Soweit der Lungenfacharzt Dr. H. eine Vermeidung von Tätigkeiten unter Einwirkung von Nässe und Dämpfen fordert (Bl. 109 VA), ist diese Einschränkung bereits vom Erfordernis der Vermeidung inhalativer Reizstoffe erfasst. Soweit die Klägerin nach Dr. H. zudem auch Arbeiten im Freien vermeiden sollte, ist dem bereits aus den eigenen Angaben der Klägerin nicht zu folgen. Denn gegenüber Dr. B. hat sich die Klägerin dahingehend eingelassen, dass sie in größerem Umfang Beeren sammle und ihr frische Luft wichtig sei, weshalb sie spazieren gehe (Bl. 128 f. LSG-Akte). Dabei auftretende Beschwerden sind von ihr nicht geschildert worden.

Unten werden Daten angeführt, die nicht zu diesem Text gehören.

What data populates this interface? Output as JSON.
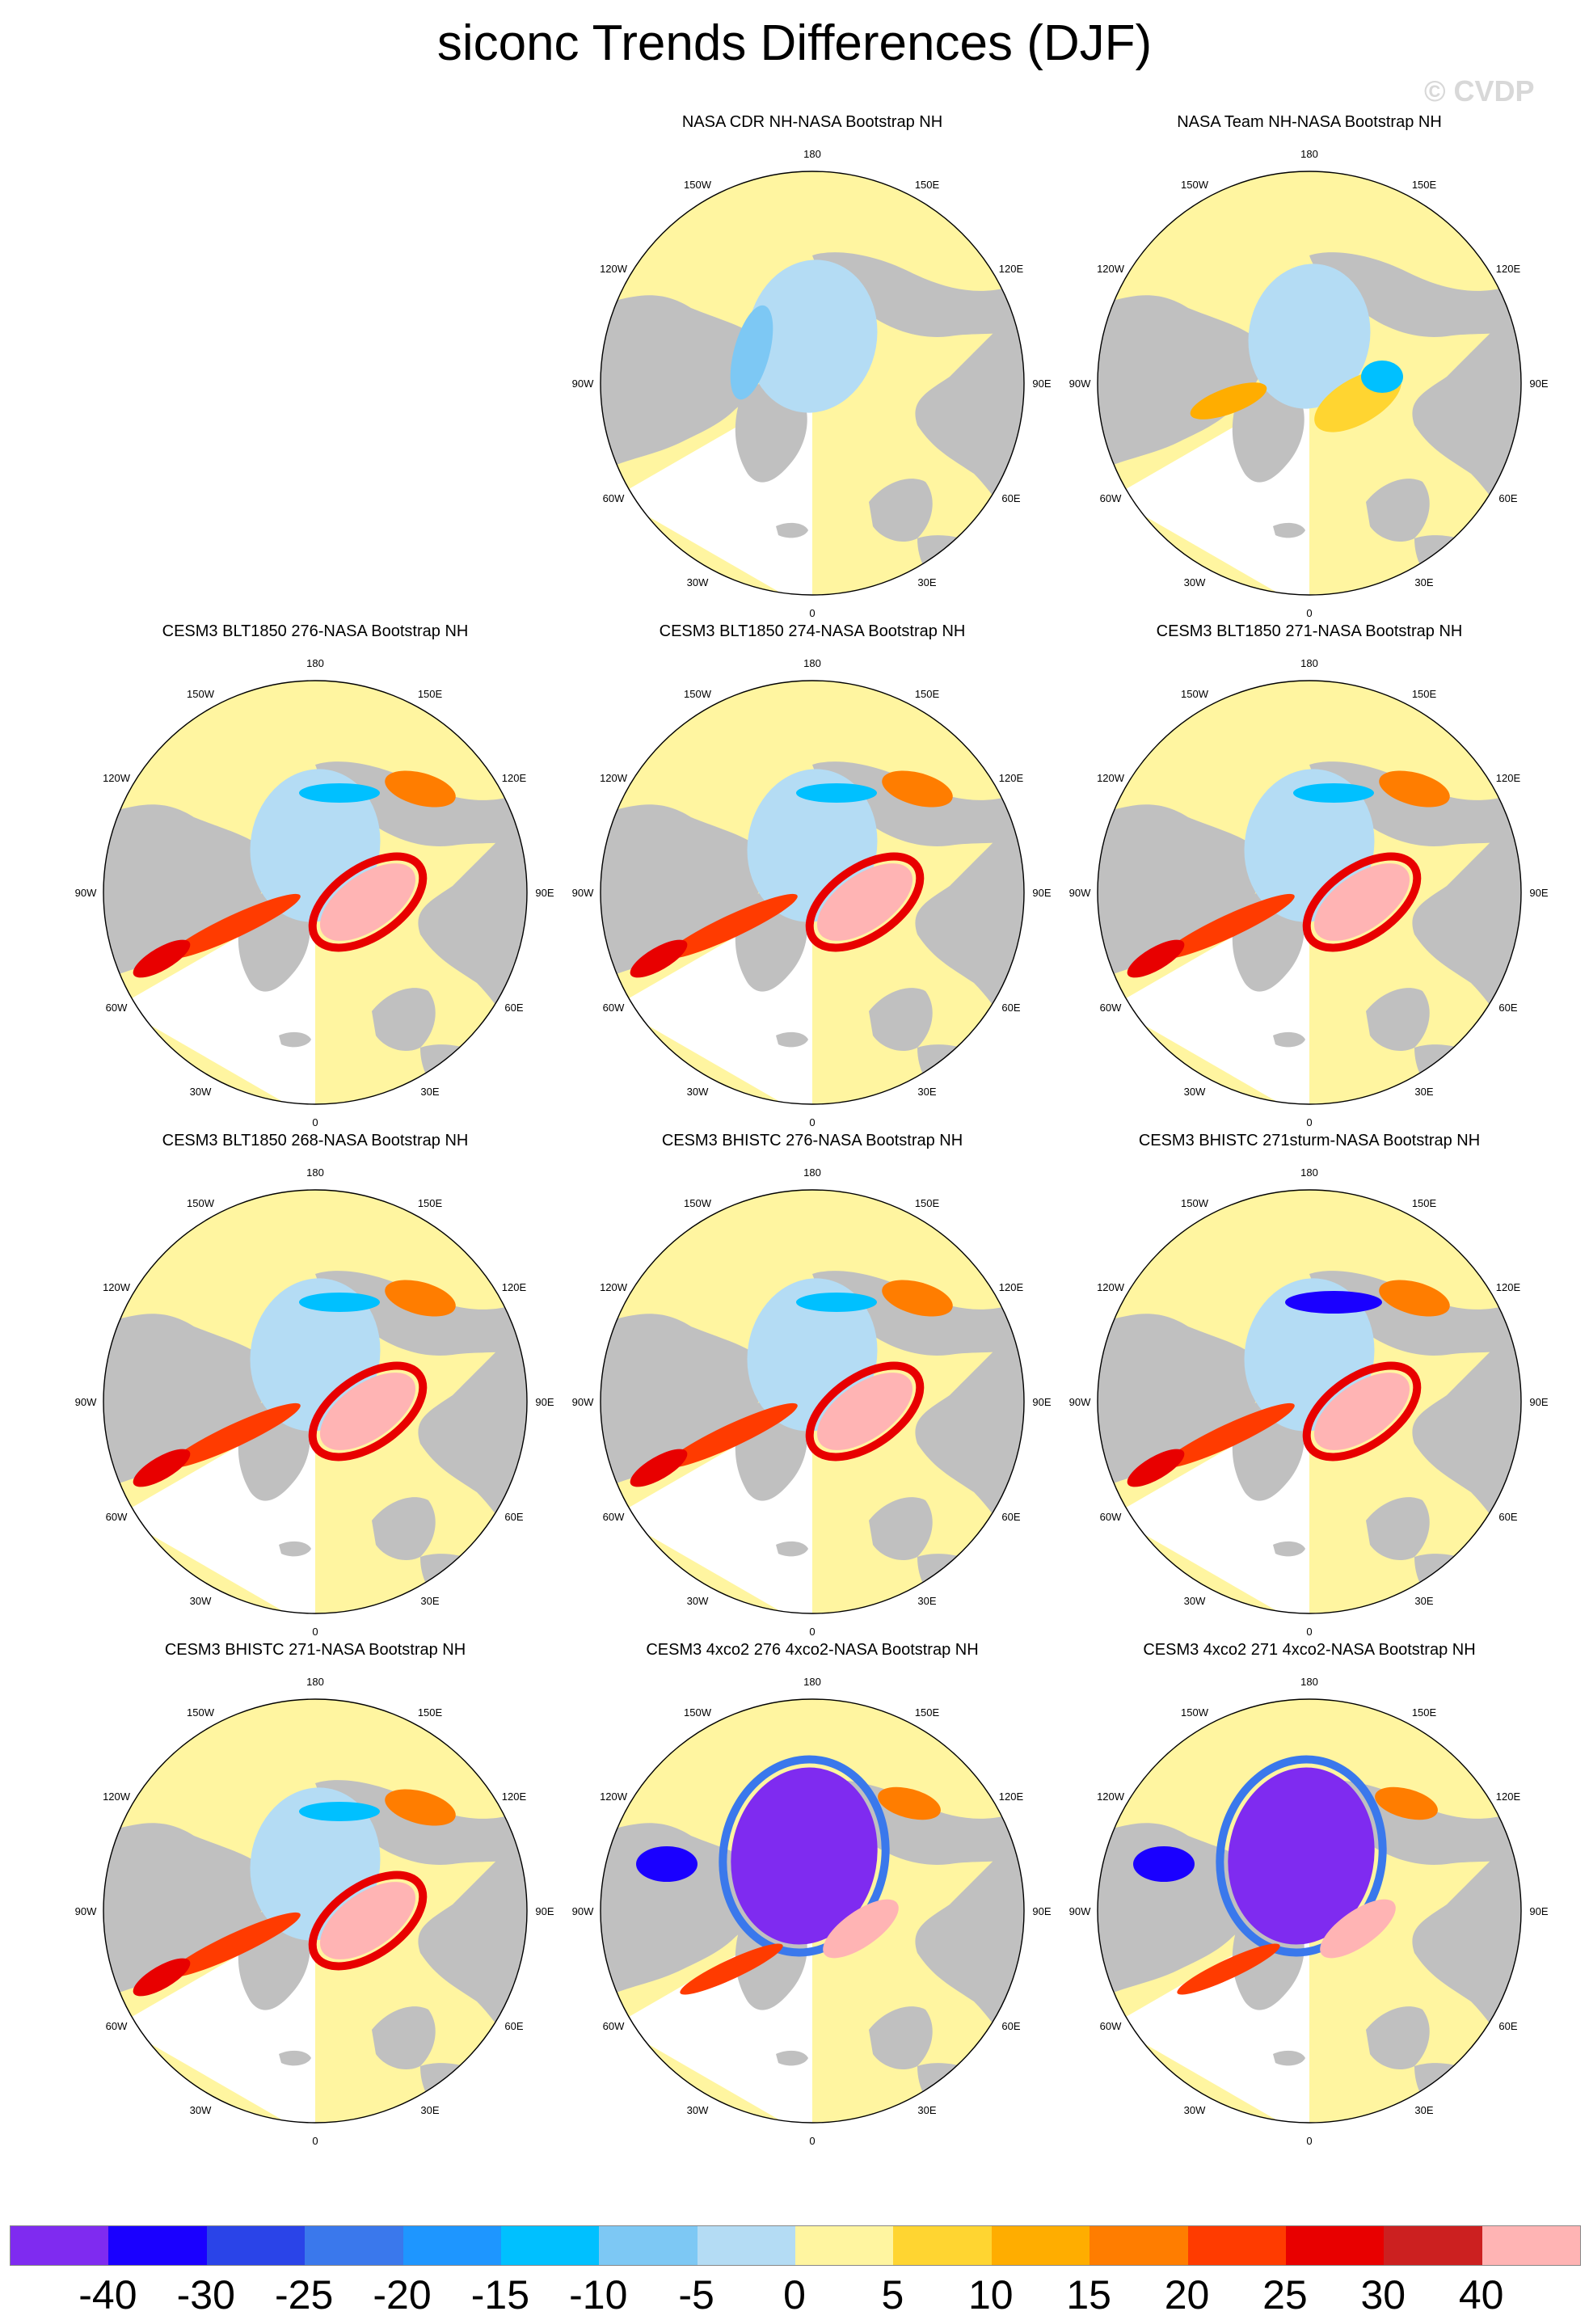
{
  "title": "siconc Trends Differences (DJF)",
  "watermark": "© CVDP",
  "panels": [
    {
      "title": "NASA CDR NH-NASA Bootstrap NH",
      "pattern": "obs-cdr"
    },
    {
      "title": "NASA Team NH-NASA Bootstrap NH",
      "pattern": "obs-team"
    },
    {
      "title": "CESM3 BLT1850 276-NASA Bootstrap NH",
      "pattern": "model"
    },
    {
      "title": "CESM3 BLT1850 274-NASA Bootstrap NH",
      "pattern": "model"
    },
    {
      "title": "CESM3 BLT1850 271-NASA Bootstrap NH",
      "pattern": "model"
    },
    {
      "title": "CESM3 BLT1850 268-NASA Bootstrap NH",
      "pattern": "model"
    },
    {
      "title": "CESM3 BHISTC 276-NASA Bootstrap NH",
      "pattern": "model"
    },
    {
      "title": "CESM3 BHISTC 271sturm-NASA Bootstrap NH",
      "pattern": "model-blue"
    },
    {
      "title": "CESM3 BHISTC 271-NASA Bootstrap NH",
      "pattern": "model"
    },
    {
      "title": "CESM3 4xco2 276 4xco2-NASA Bootstrap NH",
      "pattern": "co2"
    },
    {
      "title": "CESM3 4xco2 271 4xco2-NASA Bootstrap NH",
      "pattern": "co2"
    }
  ],
  "longitude_labels": [
    "180",
    "150E",
    "120E",
    "90E",
    "60E",
    "30E",
    "0",
    "30W",
    "60W",
    "90W",
    "120W",
    "150W"
  ],
  "colorbar": {
    "colors": [
      "#7f2bf0",
      "#1a00ff",
      "#2a44e8",
      "#3a78ec",
      "#1e96ff",
      "#00c0ff",
      "#7dc8f4",
      "#b4dcf4",
      "#fff5a0",
      "#ffd531",
      "#ffad00",
      "#ff7d00",
      "#ff3b00",
      "#e80000",
      "#cc2020",
      "#ffb4b4"
    ],
    "labels": [
      "-40",
      "-30",
      "-25",
      "-20",
      "-15",
      "-10",
      "-5",
      "0",
      "5",
      "10",
      "15",
      "20",
      "25",
      "30",
      "40"
    ]
  },
  "colors": {
    "land": "#c0c0c0",
    "ocean": "#fff5a0",
    "missing": "#ffffff"
  }
}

Aus dem gleichen Grund überzeugt auch die Empfehlung des behandelnden Lungenfacharztes Dr. B. nicht, die Klägerin müsse Kräuter und Blumen vermeiden (Bl. 62 LSG-Akte). Soweit sich dieser Hinweis auf die aus diesen Pflanzen gewonnenen ätherischen Öle bezieht, sind diese von der oben genannten Leistungseinschränkung der Vermeidung übermäßiger Exposition solcher Stoffe erfasst. Die von Dr. B. zusätzlich genannte Vermeidung von Duftstoffen und von chemisch-irritativen Stoffen (Bl. 62 LSG-Akte; ähnlich auch Prof. Dr. M. , Bl. 96 LSG-Akte, wenn er allgemein die Vermeidung chemischer Substanzen fordert) geht in dem vorliegend zu Grunde gelegten Gebot zur Vermeidung inhalativer Stoffe auf.

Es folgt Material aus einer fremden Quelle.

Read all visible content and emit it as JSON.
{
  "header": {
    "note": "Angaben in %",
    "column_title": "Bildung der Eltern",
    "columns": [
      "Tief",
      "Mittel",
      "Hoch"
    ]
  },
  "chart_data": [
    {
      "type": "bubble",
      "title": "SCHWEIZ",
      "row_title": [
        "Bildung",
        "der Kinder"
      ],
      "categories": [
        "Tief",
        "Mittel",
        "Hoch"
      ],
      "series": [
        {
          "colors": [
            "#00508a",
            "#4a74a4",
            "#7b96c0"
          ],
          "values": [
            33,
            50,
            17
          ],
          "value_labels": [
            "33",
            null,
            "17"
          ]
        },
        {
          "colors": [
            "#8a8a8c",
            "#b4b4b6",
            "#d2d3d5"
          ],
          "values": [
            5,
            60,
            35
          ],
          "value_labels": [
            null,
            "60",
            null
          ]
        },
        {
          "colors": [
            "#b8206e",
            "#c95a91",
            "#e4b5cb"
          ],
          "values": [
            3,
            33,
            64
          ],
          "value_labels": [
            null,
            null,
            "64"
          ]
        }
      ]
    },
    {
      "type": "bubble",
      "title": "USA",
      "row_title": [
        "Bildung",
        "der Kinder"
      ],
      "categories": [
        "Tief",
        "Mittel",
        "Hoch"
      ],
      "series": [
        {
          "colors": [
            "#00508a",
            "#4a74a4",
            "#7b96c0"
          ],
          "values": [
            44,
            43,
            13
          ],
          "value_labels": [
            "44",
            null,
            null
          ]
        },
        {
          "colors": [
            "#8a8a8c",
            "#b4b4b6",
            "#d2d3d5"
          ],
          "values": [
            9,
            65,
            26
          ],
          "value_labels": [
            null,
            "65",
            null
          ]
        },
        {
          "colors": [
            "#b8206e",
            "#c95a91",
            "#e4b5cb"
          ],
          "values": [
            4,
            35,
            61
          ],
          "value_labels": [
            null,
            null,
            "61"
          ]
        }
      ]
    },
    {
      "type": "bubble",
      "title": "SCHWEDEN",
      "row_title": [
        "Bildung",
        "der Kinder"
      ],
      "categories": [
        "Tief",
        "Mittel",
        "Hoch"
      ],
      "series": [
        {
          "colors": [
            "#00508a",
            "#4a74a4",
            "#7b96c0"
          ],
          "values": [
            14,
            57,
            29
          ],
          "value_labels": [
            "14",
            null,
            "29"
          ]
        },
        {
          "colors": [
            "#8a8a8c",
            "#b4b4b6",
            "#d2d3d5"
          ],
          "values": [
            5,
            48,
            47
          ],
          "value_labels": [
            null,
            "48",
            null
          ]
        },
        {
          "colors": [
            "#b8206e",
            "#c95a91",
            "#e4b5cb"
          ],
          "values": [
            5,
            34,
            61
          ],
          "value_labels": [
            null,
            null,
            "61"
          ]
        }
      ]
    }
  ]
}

Ausgehend von den Erwägungen des Sachverständigen Dr. B. kann die Klägerin damit nach Überzeugung des Senats sowie entsprechend der Einschätzung des Lungenfacharztes Dr. H. (Bl. 109 VA) sogar weiterhin ihren bisherigen Beruf als Physiotherapeutin mindestens sechs Stunden täglich ausüben (die von Dr. B. behauptete Berufsunfähigkeit der Klägerin bezieht sich nur auf die Tätigkeit als Physiotherapeutin in der Altenpflege, Bl. 62 LSG-Akte; ähnlich auch Dr. T. mit der von ihm angeregten Umsetzung der Klägerin in den Innendienst, Bl. 64 VA). Die vorstehend genannten qualitativen Leistungseinschränkungen stehen der Ausübung dieses Berufes nicht entgegen. Im Rahmen der Tätigkeit beispielsweise in einer physiotherapeutischen Praxis treten üblicherweise keine massiven Konzentrationen ätherischer Öle, wie sie bei Dr. T. beschwerdeauslösend waren, auf. Massageöl und Desinfektionsmittel sind bei der Klägerin - wie der Test bei Dr. T. belegt - nicht beschwerdeauslösend.

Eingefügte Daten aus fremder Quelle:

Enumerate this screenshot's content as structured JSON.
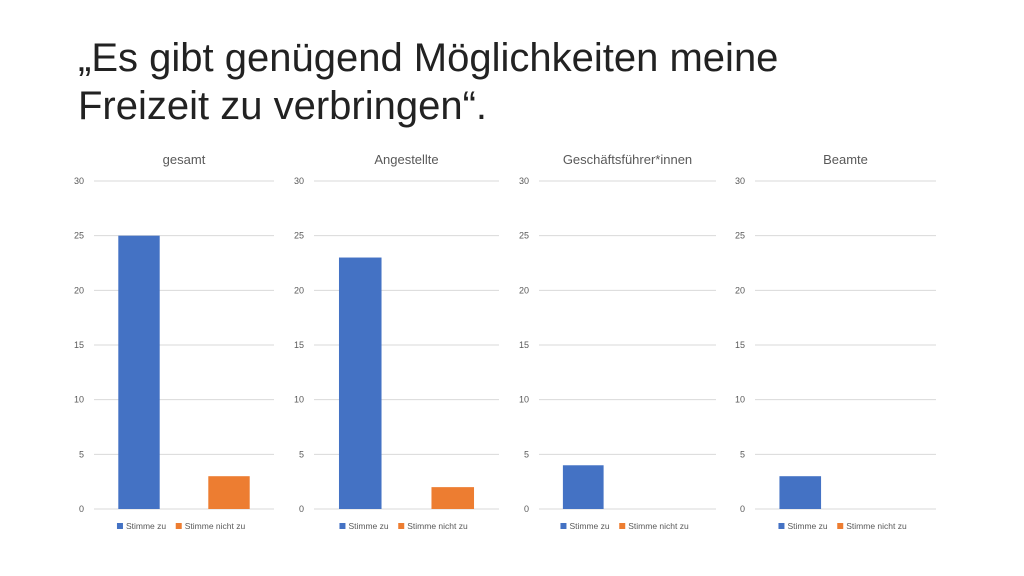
{
  "slide": {
    "title_line1": "„Es gibt genügend Möglichkeiten meine",
    "title_line2": "Freizeit zu verbringen“."
  },
  "colors": {
    "stimme_zu": "#4472C4",
    "stimme_nicht_zu": "#ED7D31",
    "gridline": "#D9D9D9",
    "axis_text": "#595959"
  },
  "chart_data": [
    {
      "type": "bar",
      "title": "gesamt",
      "categories": [
        "Stimme zu",
        "Stimme nicht zu"
      ],
      "values": [
        25,
        3
      ],
      "ylim": [
        0,
        30
      ],
      "yticks": [
        0,
        5,
        10,
        15,
        20,
        25,
        30
      ],
      "grid": true,
      "legend": "bottom",
      "legend_labels": [
        "Stimme zu",
        "Stimme nicht zu"
      ]
    },
    {
      "type": "bar",
      "title": "Angestellte",
      "categories": [
        "Stimme zu",
        "Stimme nicht zu"
      ],
      "values": [
        23,
        2
      ],
      "ylim": [
        0,
        30
      ],
      "yticks": [
        0,
        5,
        10,
        15,
        20,
        25,
        30
      ],
      "grid": true,
      "legend": "bottom",
      "legend_labels": [
        "Stimme zu",
        "Stimme nicht zu"
      ]
    },
    {
      "type": "bar",
      "title": "Geschäftsführer*innen",
      "categories": [
        "Stimme zu",
        "Stimme nicht zu"
      ],
      "values": [
        4,
        0
      ],
      "ylim": [
        0,
        30
      ],
      "yticks": [
        0,
        5,
        10,
        15,
        20,
        25,
        30
      ],
      "grid": true,
      "legend": "bottom",
      "legend_labels": [
        "Stimme zu",
        "Stimme nicht zu"
      ]
    },
    {
      "type": "bar",
      "title": "Beamte",
      "categories": [
        "Stimme zu",
        "Stimme nicht zu"
      ],
      "values": [
        3,
        0
      ],
      "ylim": [
        0,
        30
      ],
      "yticks": [
        0,
        5,
        10,
        15,
        20,
        25,
        30
      ],
      "grid": true,
      "legend": "bottom",
      "legend_labels": [
        "Stimme zu",
        "Stimme nicht zu"
      ]
    }
  ]
}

Kann die Klägerin somit ihren zuletzt ausgeübten und der dritten Stufe nach dem Mehrstufenschema des BSG (zusammenfassend Urteil vom 29.07.2004, B 4 RA 5/04 R, veröffentlicht in juris, Rdnr. 33) zuzuordnenden Facharbeiterberuf weiterhin ausüben, besteht auch kein Anspruch auf Rente wegen teilweiser Erwerbsminderung bei Berufsunfähigkeit nach § 240 Abs. 1 SGB VI.

Gründe für die Zulassung der Revision liegen nicht vor.

Die Kostenentscheidung beruht auf § 193 SGG.